Fri Nov 26 16:51:58 UTC 2010

On Thu, Nov 25, 2010 at 7:26 PM, William Waites <ww at eris.okfn.org> wrote:
> * [2010-11-25 18:58:27 -0500] Tom Morris <tfmorris at gmail.com> écrit:
> ]
> ] One of the difficulties of the current dataset is that it has no URIs
> ] assigned and very few strong identifiers of any type that can be used
> ] as handles to reference things.  You could, for example, go through
> ] the extracted publication places and group duplicates together using
> ] Google Refine, but you'd have no way to use that cleaned data set to
> ] improve the original or any of the extracted copies.
>
> Indeed. One of the reasons I didn't invent unique URIs for the places
> when doing the first step of transformation for what is in
> http://bnb.bibliographica.org/ would be that in effect that would just
> be a process of skolemisation -- not very helpful.

Minting URIs for your copy of the data is too late in the process to
be helpful anyway.  What's needed to is to have the original data
export include any available identifiers.

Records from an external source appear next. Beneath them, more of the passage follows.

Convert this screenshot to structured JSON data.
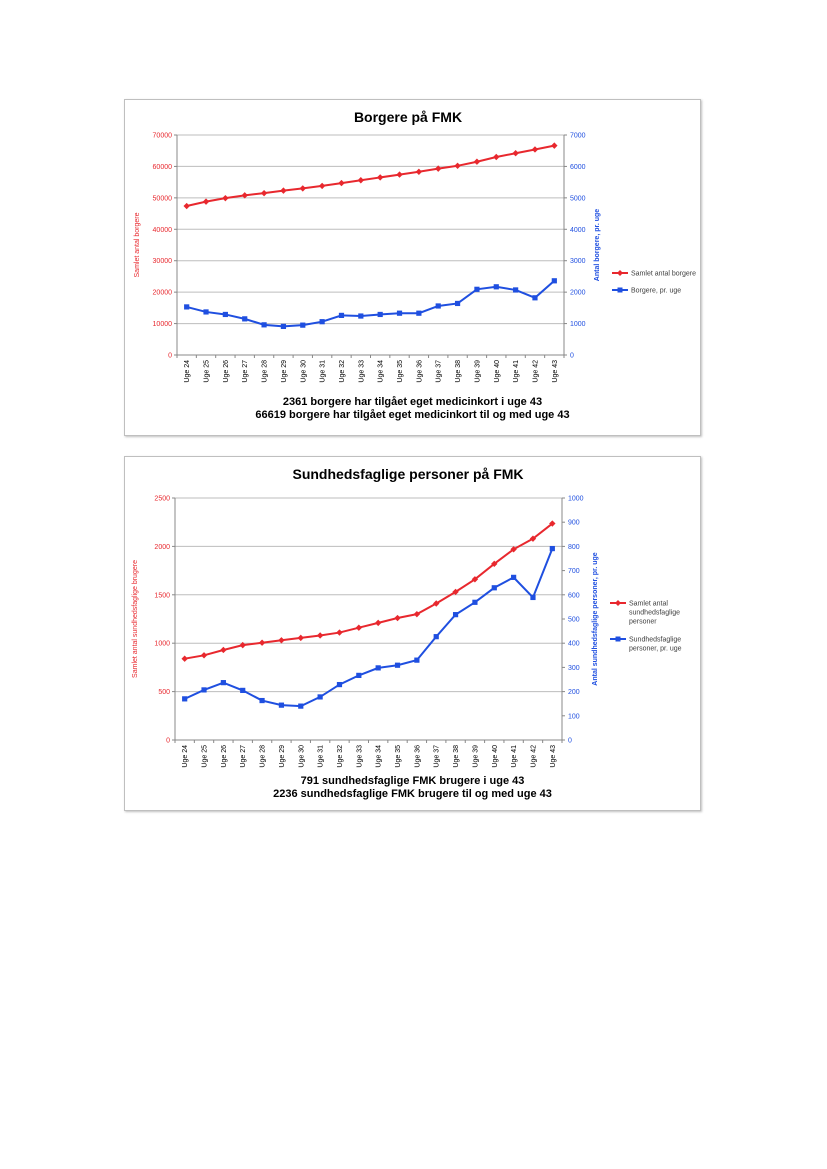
{
  "chart_data": [
    {
      "type": "line",
      "title": "Borgere på FMK",
      "categories": [
        "Uge 24",
        "Uge 25",
        "Uge 26",
        "Uge 27",
        "Uge 28",
        "Uge 29",
        "Uge 30",
        "Uge 31",
        "Uge 32",
        "Uge 33",
        "Uge 34",
        "Uge 35",
        "Uge 36",
        "Uge 37",
        "Uge 38",
        "Uge 39",
        "Uge 40",
        "Uge 41",
        "Uge 42",
        "Uge 43"
      ],
      "ylabel_left": "Samlet antal borgere",
      "ylabel_right": "Antal borgere, pr. uge",
      "ylim_left": [
        0,
        70000
      ],
      "yticks_left": [
        "0",
        "10000",
        "20000",
        "30000",
        "40000",
        "50000",
        "60000",
        "70000"
      ],
      "ylim_right": [
        0,
        7000
      ],
      "yticks_right": [
        "0",
        "1000",
        "2000",
        "3000",
        "4000",
        "5000",
        "6000",
        "7000"
      ],
      "grid": true,
      "legend_position": "right",
      "series": [
        {
          "name": "Samlet antal borgere",
          "axis": "left",
          "color": "#e8282e",
          "marker": "diamond",
          "values": [
            47400,
            48800,
            49900,
            50800,
            51500,
            52300,
            53000,
            53800,
            54700,
            55600,
            56500,
            57400,
            58300,
            59300,
            60200,
            61500,
            63000,
            64200,
            65400,
            66619
          ]
        },
        {
          "name": "Borgere, pr. uge",
          "axis": "right",
          "color": "#1f4fe0",
          "marker": "square",
          "values": [
            1530,
            1370,
            1290,
            1150,
            960,
            910,
            950,
            1060,
            1260,
            1240,
            1290,
            1330,
            1330,
            1560,
            1640,
            2090,
            2170,
            2070,
            1820,
            2361
          ]
        }
      ],
      "caption": [
        "2361 borgere har tilgået eget medicinkort i uge 43",
        "66619 borgere har tilgået eget medicinkort til og med uge 43"
      ]
    },
    {
      "type": "line",
      "title": "Sundhedsfaglige personer på FMK",
      "categories": [
        "Uge 24",
        "Uge 25",
        "Uge 26",
        "Uge 27",
        "Uge 28",
        "Uge 29",
        "Uge 30",
        "Uge 31",
        "Uge 32",
        "Uge 33",
        "Uge 34",
        "Uge 35",
        "Uge 36",
        "Uge 37",
        "Uge 38",
        "Uge 39",
        "Uge 40",
        "Uge 41",
        "Uge 42",
        "Uge 43"
      ],
      "ylabel_left": "Samlet antal sundhedsfaglige brugere",
      "ylabel_right": "Antal sundhedsfaglige personer, pr. uge",
      "ylim_left": [
        0,
        2500
      ],
      "yticks_left": [
        "0",
        "500",
        "1000",
        "1500",
        "2000",
        "2500"
      ],
      "ylim_right": [
        0,
        1000
      ],
      "yticks_right": [
        "0",
        "100",
        "200",
        "300",
        "400",
        "500",
        "600",
        "700",
        "800",
        "900",
        "1000"
      ],
      "grid": true,
      "legend_position": "right",
      "series": [
        {
          "name": "Samlet antal sundhedsfaglige personer",
          "axis": "left",
          "color": "#e8282e",
          "marker": "diamond",
          "values": [
            840,
            875,
            930,
            980,
            1005,
            1030,
            1055,
            1080,
            1110,
            1160,
            1210,
            1260,
            1300,
            1410,
            1530,
            1660,
            1820,
            1970,
            2080,
            2236
          ]
        },
        {
          "name": "Sundhedsfaglige personer, pr. uge",
          "axis": "right",
          "color": "#1f4fe0",
          "marker": "square",
          "values": [
            170,
            207,
            237,
            205,
            163,
            144,
            140,
            178,
            229,
            267,
            298,
            309,
            330,
            427,
            518,
            569,
            629,
            672,
            589,
            791
          ]
        }
      ],
      "caption": [
        "791 sundhedsfaglige FMK brugere i uge 43",
        "2236 sundhedsfaglige FMK brugere til og med uge 43"
      ]
    }
  ]
}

> Or even better, loop over all books with the same publisher and place
> name label and [equate the text literal with a geonames ID].

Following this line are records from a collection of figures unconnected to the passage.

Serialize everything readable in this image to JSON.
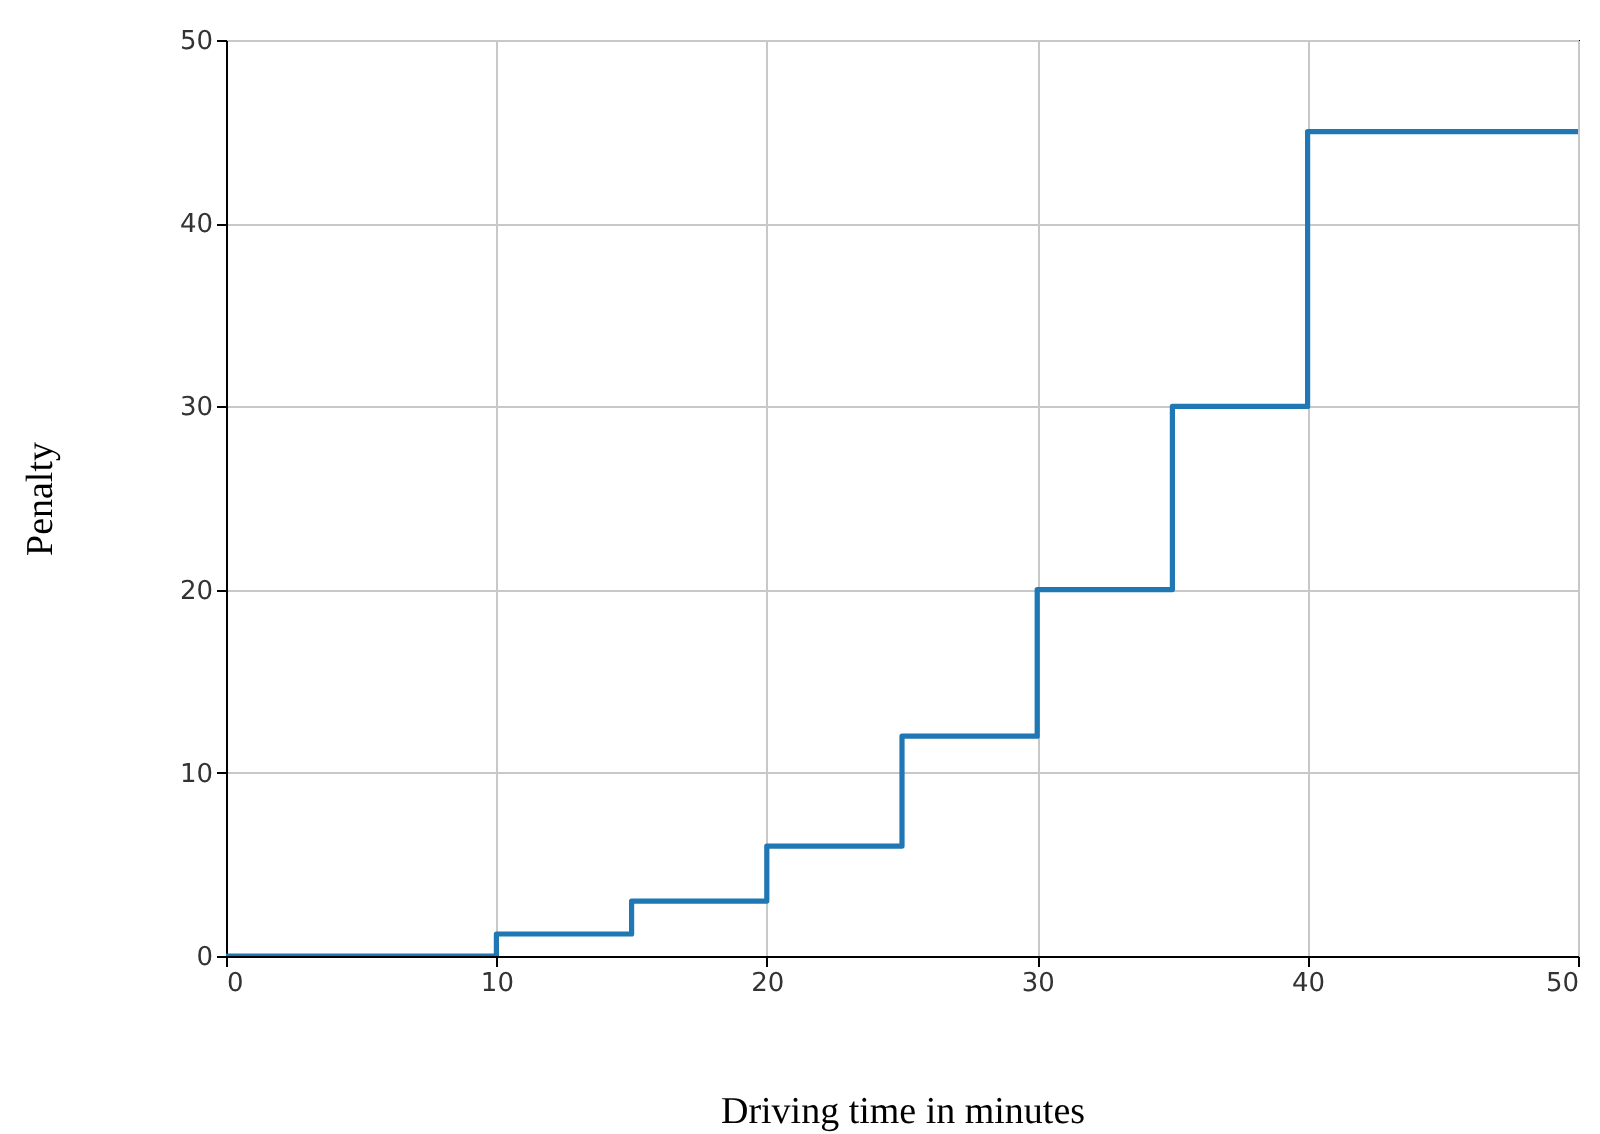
{
  "chart_data": {
    "type": "step",
    "xlabel": "Driving time in minutes",
    "ylabel": "Penalty",
    "x": [
      0,
      10,
      15,
      20,
      25,
      30,
      35,
      40,
      50
    ],
    "values": [
      0,
      1.2,
      3,
      6,
      12,
      20,
      30,
      45,
      45
    ],
    "color": "#1f77b4",
    "xlim": [
      0,
      50
    ],
    "ylim": [
      0,
      50
    ],
    "xticks": [
      0,
      10,
      20,
      30,
      40,
      50
    ],
    "yticks": [
      0,
      10,
      20,
      30,
      40,
      50
    ],
    "grid": true
  }
}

That's assuming that the place of publication is stored on a
per-publisher basis, not a per-book basis in the British Library
database.  That type of knowledge about the schema used in the
internal database will be key to making informed decisions about the
data.  Where is that schema documented?

> If we can get there, some sort fun game that people can play that
> creates SPARQL queries like this, we can fix the data.

The process you described fixes your *copy* of the data.  It doesn't
fix my copy or Karen's copy, and it certainly doesn't help the
original data.  Without identifiers in the original data, it
complicates merging everyone's independent improvement results (as Jim
pointed out).

On Fri, Nov 26, 2010 at 4:39 AM, Deliot, Corine <Corine.Deliot at bl.uk> wrote:
> The conversion currently takes the place of publication, distribution,
> etc. from the 260$a. We're considering including the 008/15-17 in future
> releases.

What does that mean in English?

Is there a listing available someplace of what fields in the dump came
from free form text fields vs database records which guarantee that
anything linked to that record always has the same text value?  For
example, book titles and edition statements are almost certainly
free-form text fields, but I'd expect authors to have individual
records where every book linked to the same record to have the same
author name in the dump.

Is there a comprehensive list of which fields are free-form vs
database record backed?  Knowing the internal schema would be very
helpful in making use of the data.

On Fri, Nov 26, 2010 at 2:45 AM, Ben O'Steen <bosteen at gmail.com> wrote:
> (And as Karen has just pointed out, the reason why I am exploring this field
> is to aid disambiguation of publishers. Having created the overview that I
> know I need,  I thought to share it here.)

That makes sense, although I'd have thought that publisher data is
noisy enough and low value enough that it'd be pretty far down on the
priority list to clean up.

More interesting I think is whether these text strings represent one
author or three or ...:

  Wilson, Angus, 1913-1991
  Wilson, Angus, 1913-1991,
  Wilson, Angus, 1913-1991.
  Wilson, Angus.
  Willson, Angus.

My gut tells me that at least the first three text strings probably
represent a single author, but that's not what the database seems to
think.

Tom

p.s. Can some librarian type tell me what the trailing period (full
stop) means?  It's not used consistently, but it appears much, MUCH
more frequently in library data than anywhere else I've seen.